Hacker News had a great post recently about whether startups have enough time for TDD/BDD. More here.
Caveat emptor: I haven’t worked in a startup, but have spent most of my career incubating nascent ideas in a startup fashion within a small growth company. My observations:
- Any emerging solution that’s finding product/market fit within an established company goes through a cycle of preparation, learning, and optimization
- In the preparation phase, you have a general idea of what you want to do, but no actual users, and you are possibly tempted to worry about standard metrics such as code coverage. This is a sign of a team experienced in maintaining and releasing code, but one not familiar with facing a market Within a company, you have the buffer of longer product cycles, competition for budget, establishing viability.
- As the team gets closer to having something to market, the techniques that pay off greatly in a stable operation fall by the wayside as factors related to responsiveness and true agility come to the forefront. No one looks at code coverage reports any longer; they’re focused on the client/user/customer needs (as they should be). This is a good thing. They are at the coal face of maximizing learning and establishing product/market fit.
- At the product reaches a certain level of maturity, the benefits of TDD and BDD start to become apparent again; we’ve now reached a steady-state and the pace of change (and the rate of learning) has decreased. The traditional values around code maintenance are now prized, and we’ve presumably established viability and a sense of what parts of the code we’ll be living with for some time.

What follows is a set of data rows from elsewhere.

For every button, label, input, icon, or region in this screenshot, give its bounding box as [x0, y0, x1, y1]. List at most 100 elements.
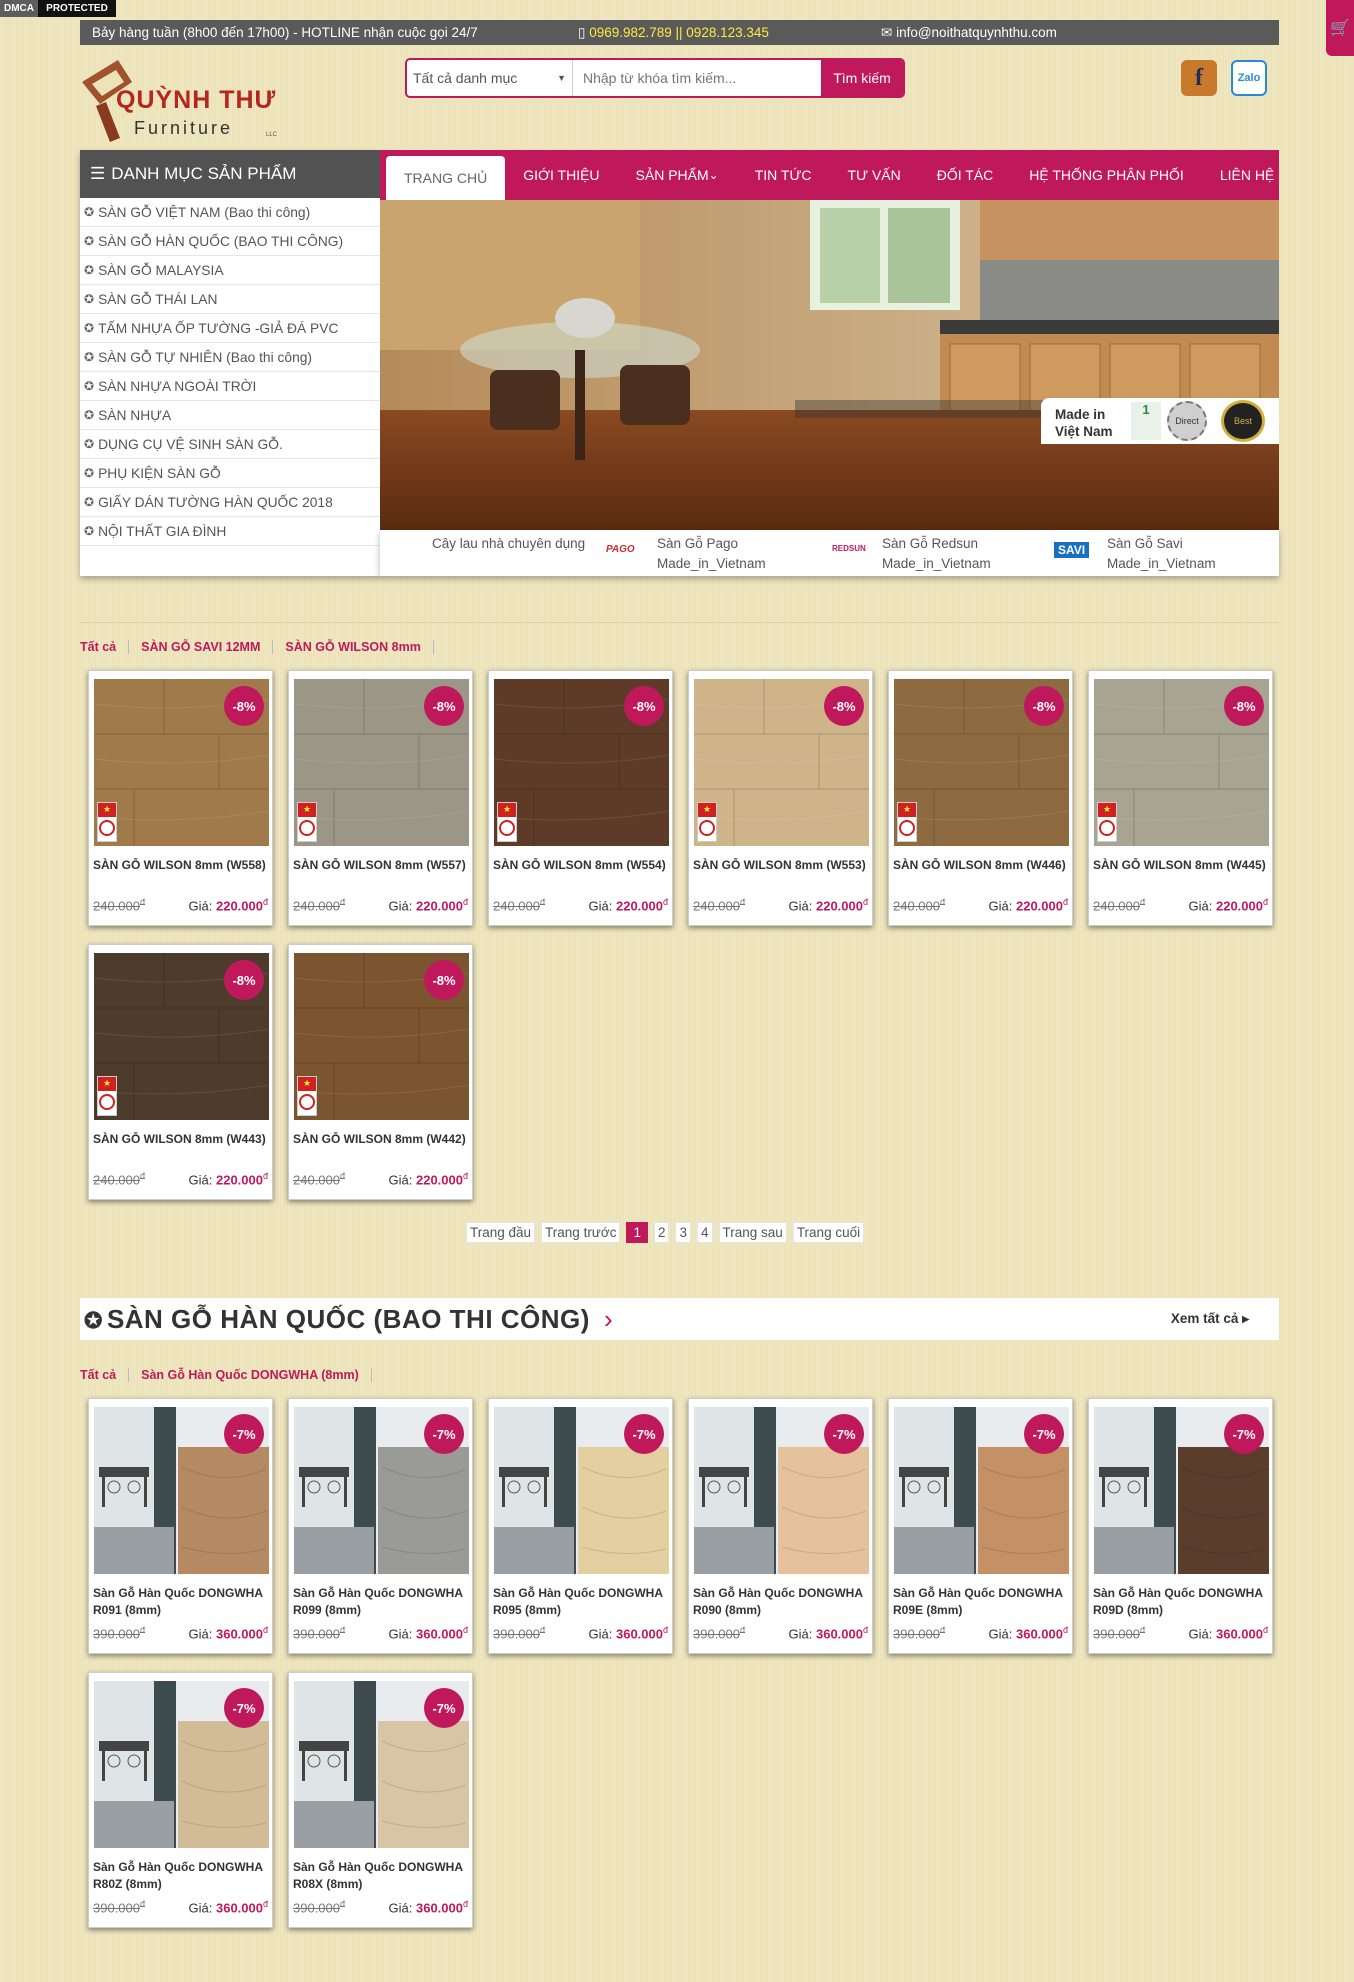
product-image[interactable]: -8%: [894, 679, 1069, 846]
product-image[interactable]: -7%: [294, 1681, 469, 1848]
partner-savi[interactable]: Sàn Gỗ Savi Made_in_Vietnam: [1107, 534, 1216, 574]
product-image[interactable]: -8%: [1094, 679, 1269, 846]
sidebar-item[interactable]: ✪ SÀN GỖ THÁI LAN: [80, 285, 380, 314]
product-image[interactable]: -7%: [94, 1407, 269, 1574]
product-name[interactable]: SÀN GỖ WILSON 8mm (W446): [893, 857, 1071, 874]
product-image[interactable]: -7%: [494, 1407, 669, 1574]
product-image[interactable]: -8%: [294, 679, 469, 846]
product-name[interactable]: Sàn Gỗ Hàn Quốc DONGWHA R099 (8mm): [293, 1585, 471, 1619]
search-input[interactable]: [573, 60, 821, 96]
product-card[interactable]: -8%SÀN GỖ WILSON 8mm (W445)240.000đGiá: …: [1088, 670, 1273, 926]
hero-banner[interactable]: Made in Việt Nam 1 Direct Best: [380, 200, 1279, 530]
filter-tab[interactable]: SÀN GỖ WILSON 8mm: [273, 640, 434, 654]
product-card[interactable]: -8%SÀN GỖ WILSON 8mm (W557)240.000đGiá: …: [288, 670, 473, 926]
product-image[interactable]: -7%: [94, 1681, 269, 1848]
product-card[interactable]: -8%SÀN GỖ WILSON 8mm (W553)240.000đGiá: …: [688, 670, 873, 926]
product-name[interactable]: SÀN GỖ WILSON 8mm (W442): [293, 1131, 471, 1148]
product-card[interactable]: -8%SÀN GỖ WILSON 8mm (W446)240.000đGiá: …: [888, 670, 1073, 926]
nav-item[interactable]: HỆ THỐNG PHÂN PHỐI: [1011, 150, 1202, 200]
sidebar-item[interactable]: ✪ TẤM NHỰA ỐP TƯỜNG -GIẢ ĐÁ PVC: [80, 314, 380, 343]
partner-mop[interactable]: Cây lau nhà chuyên dụng: [432, 536, 585, 551]
product-image[interactable]: -8%: [494, 679, 669, 846]
sidebar-item[interactable]: ✪ SÀN GỖ TỰ NHIÊN (Bao thi công): [80, 343, 380, 372]
see-all-link[interactable]: Xem tất cả ▸: [1171, 1311, 1249, 1327]
facebook-icon[interactable]: f: [1181, 60, 1217, 96]
price-label: Giá:: [188, 1900, 213, 1916]
product-card[interactable]: -7% Sàn Gỗ Hàn Quốc DONGWHA R095 (8mm) 390…: [488, 1398, 673, 1654]
cart-icon[interactable]: 🛒: [1326, 0, 1354, 56]
product-name[interactable]: Sàn Gỗ Hàn Quốc DONGWHA R091 (8mm): [93, 1585, 271, 1619]
nav-item[interactable]: ĐỐI TÁC: [919, 150, 1012, 200]
product-name[interactable]: Sàn Gỗ Hàn Quốc DONGWHA R08X (8mm): [293, 1859, 471, 1893]
product-name[interactable]: Sàn Gỗ Hàn Quốc DONGWHA R09E (8mm): [893, 1585, 1071, 1619]
product-name[interactable]: SÀN GỖ WILSON 8mm (W554): [493, 857, 671, 874]
nav-item[interactable]: SẢN PHẨM ⌄: [618, 150, 737, 200]
page-link[interactable]: Trang sau: [718, 1222, 787, 1243]
page-link[interactable]: 4: [697, 1222, 713, 1243]
product-image[interactable]: -7%: [294, 1407, 469, 1574]
product-name[interactable]: Sàn Gỗ Hàn Quốc DONGWHA R095 (8mm): [493, 1585, 671, 1619]
product-image[interactable]: -8%: [294, 953, 469, 1120]
nav-item[interactable]: TRANG CHỦ: [386, 156, 506, 200]
search-button[interactable]: Tìm kiếm: [821, 60, 903, 96]
nav-item[interactable]: GIỚI THIỆU: [505, 150, 617, 200]
page-link[interactable]: Trang cuối: [792, 1222, 865, 1243]
product-image[interactable]: -7%: [894, 1407, 1069, 1574]
product-name[interactable]: Sàn Gỗ Hàn Quốc DONGWHA R090 (8mm): [693, 1585, 871, 1619]
product-card[interactable]: -7% Sàn Gỗ Hàn Quốc DONGWHA R091 (8mm) 390…: [88, 1398, 273, 1654]
sidebar-item[interactable]: ✪ SÀN NHỰA: [80, 401, 380, 430]
site-logo[interactable]: QUỲNH THƯ Furniture LLC: [80, 58, 280, 142]
partner-pago[interactable]: Sàn Gỗ Pago Made_in_Vietnam: [657, 534, 766, 574]
product-card[interactable]: -7% Sàn Gỗ Hàn Quốc DONGWHA R08X (8mm) 390…: [288, 1672, 473, 1928]
email-link[interactable]: ✉ info@noithatquynhthu.com: [881, 25, 1057, 41]
sidebar-item[interactable]: ✪ SÀN NHỰA NGOÀI TRỜI: [80, 372, 380, 401]
dmca-badge[interactable]: DMCA PROTECTED: [0, 0, 116, 17]
category-select[interactable]: Tất cả danh mục ▼: [407, 60, 573, 96]
product-image[interactable]: -8%: [694, 679, 869, 846]
sidebar-item[interactable]: ✪ SÀN GỖ VIỆT NAM (Bao thi công): [80, 198, 380, 227]
product-card[interactable]: -7% Sàn Gỗ Hàn Quốc DONGWHA R80Z (8mm) 390…: [88, 1672, 273, 1928]
product-card[interactable]: -8%SÀN GỖ WILSON 8mm (W443)240.000đGiá: …: [88, 944, 273, 1200]
nav-item[interactable]: TIN TỨC: [737, 150, 830, 200]
page-link[interactable]: Trang trước: [541, 1222, 621, 1243]
product-name[interactable]: Sàn Gỗ Hàn Quốc DONGWHA R09D (8mm): [1093, 1585, 1271, 1619]
page-link[interactable]: Trang đầu: [466, 1222, 536, 1243]
page-link[interactable]: 2: [653, 1222, 670, 1243]
sidebar-item[interactable]: ✪ NỘI THẤT GIA ĐÌNH: [80, 517, 380, 546]
product-card[interactable]: -8%SÀN GỖ WILSON 8mm (W558)240.000đGiá: …: [88, 670, 273, 926]
product-name[interactable]: Sàn Gỗ Hàn Quốc DONGWHA R80Z (8mm): [93, 1859, 271, 1893]
product-image[interactable]: -8%: [94, 953, 269, 1120]
discount-badge: -7%: [1024, 1414, 1064, 1454]
product-image[interactable]: -7%: [1094, 1407, 1269, 1574]
product-card[interactable]: -8%SÀN GỖ WILSON 8mm (W442)240.000đGiá: …: [288, 944, 473, 1200]
partner-redsun[interactable]: Sàn Gỗ Redsun Made_in_Vietnam: [882, 534, 991, 574]
price-label: Giá:: [188, 898, 213, 914]
hotline[interactable]: ▯ 0969.982.789 || 0928.123.345: [578, 25, 769, 41]
product-name[interactable]: SÀN GỖ WILSON 8mm (W445): [1093, 857, 1271, 874]
nav-item[interactable]: TƯ VẤN: [830, 150, 919, 200]
product-name[interactable]: SÀN GỖ WILSON 8mm (W557): [293, 857, 471, 874]
sidebar-item[interactable]: ✪ PHỤ KIỆN SÀN GỖ: [80, 459, 380, 488]
page-link[interactable]: 1: [626, 1222, 648, 1243]
product-card[interactable]: -7% Sàn Gỗ Hàn Quốc DONGWHA R090 (8mm) 390…: [688, 1398, 873, 1654]
product-card[interactable]: -7% Sàn Gỗ Hàn Quốc DONGWHA R09D (8mm) 390…: [1088, 1398, 1273, 1654]
page-link[interactable]: 3: [675, 1222, 691, 1243]
filter-tab[interactable]: Tất cả: [80, 1368, 130, 1382]
sidebar-item[interactable]: ✪ SÀN GỖ HÀN QUỐC (BAO THI CÔNG): [80, 227, 380, 256]
nav-item[interactable]: LIÊN HỆ: [1202, 150, 1292, 200]
sidebar-item[interactable]: ✪ DỤNG CỤ VỆ SINH SÀN GỖ.: [80, 430, 380, 459]
zalo-icon[interactable]: Zalo: [1231, 60, 1267, 96]
product-card[interactable]: -7% Sàn Gỗ Hàn Quốc DONGWHA R09E (8mm) 390…: [888, 1398, 1073, 1654]
product-card[interactable]: -8%SÀN GỖ WILSON 8mm (W554)240.000đGiá: …: [488, 670, 673, 926]
product-name[interactable]: SÀN GỖ WILSON 8mm (W558): [93, 857, 271, 874]
product-card[interactable]: -7% Sàn Gỗ Hàn Quốc DONGWHA R099 (8mm) 390…: [288, 1398, 473, 1654]
filter-tab[interactable]: SÀN GỖ SAVI 12MM: [129, 640, 274, 654]
sidebar-item[interactable]: ✪ SÀN GỖ MALAYSIA: [80, 256, 380, 285]
filter-tab[interactable]: Sàn Gỗ Hàn Quốc DONGWHA (8mm): [129, 1368, 372, 1382]
filter-tab[interactable]: Tất cả: [80, 640, 130, 654]
product-name[interactable]: SÀN GỖ WILSON 8mm (W443): [93, 1131, 271, 1148]
product-image[interactable]: -7%: [694, 1407, 869, 1574]
sidebar-item[interactable]: ✪ GIẤY DÁN TƯỜNG HÀN QUỐC 2018: [80, 488, 380, 517]
product-image[interactable]: -8%: [94, 679, 269, 846]
product-name[interactable]: SÀN GỖ WILSON 8mm (W553): [693, 857, 871, 874]
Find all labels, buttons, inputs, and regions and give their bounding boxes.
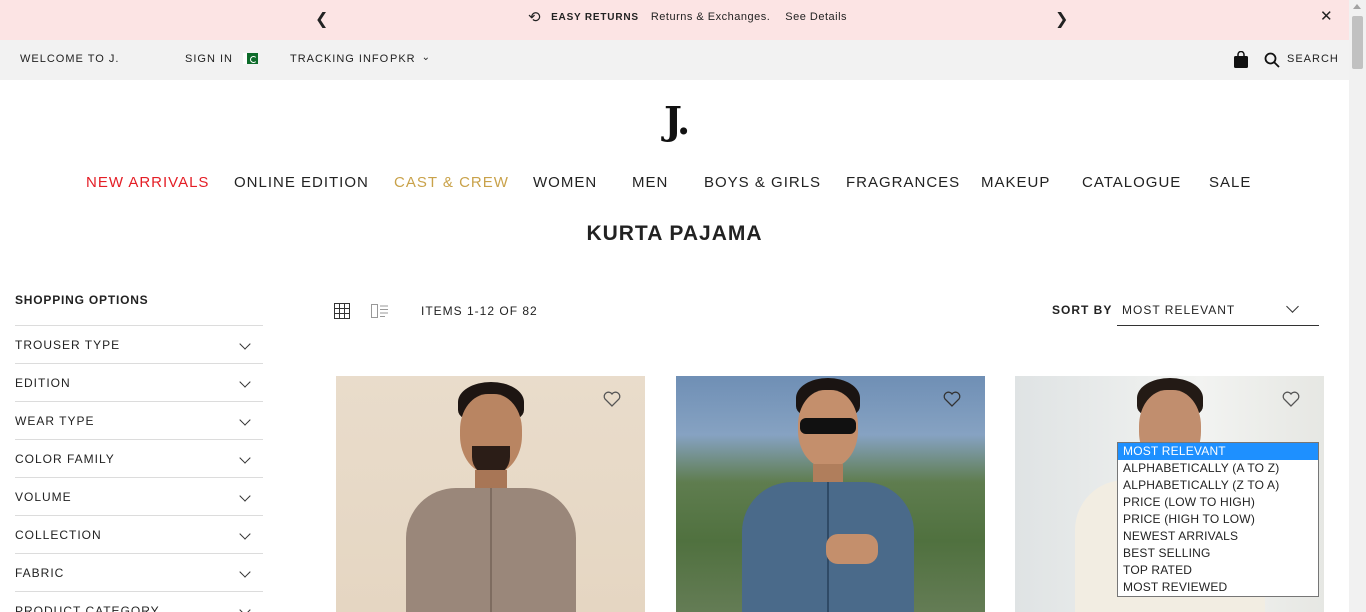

Therefore I believe that in the context of a true startup, or for a project that’s acting as a startup within the context of a larger, more stable company, that the value of TDD/BDD is inversely correlated with the rate of learning about the market’s needs; and in a startup, most of the time spent away from the coalface of learning the market’s needs is a net negative.
That said, even in this startup mode, there are certain fundamental pieces of infrastructure which you know will be preserved regardless of market feedback. These are worthy of TDD attention. The trick is to know what is core, fundamental keeper code, and what is going to be tossed out many times over. In my experience, data models, data access and core services last forever; business logic, workflow and especially UI/UX tend to change dramatically as learning grows. Apply your TDD wisely.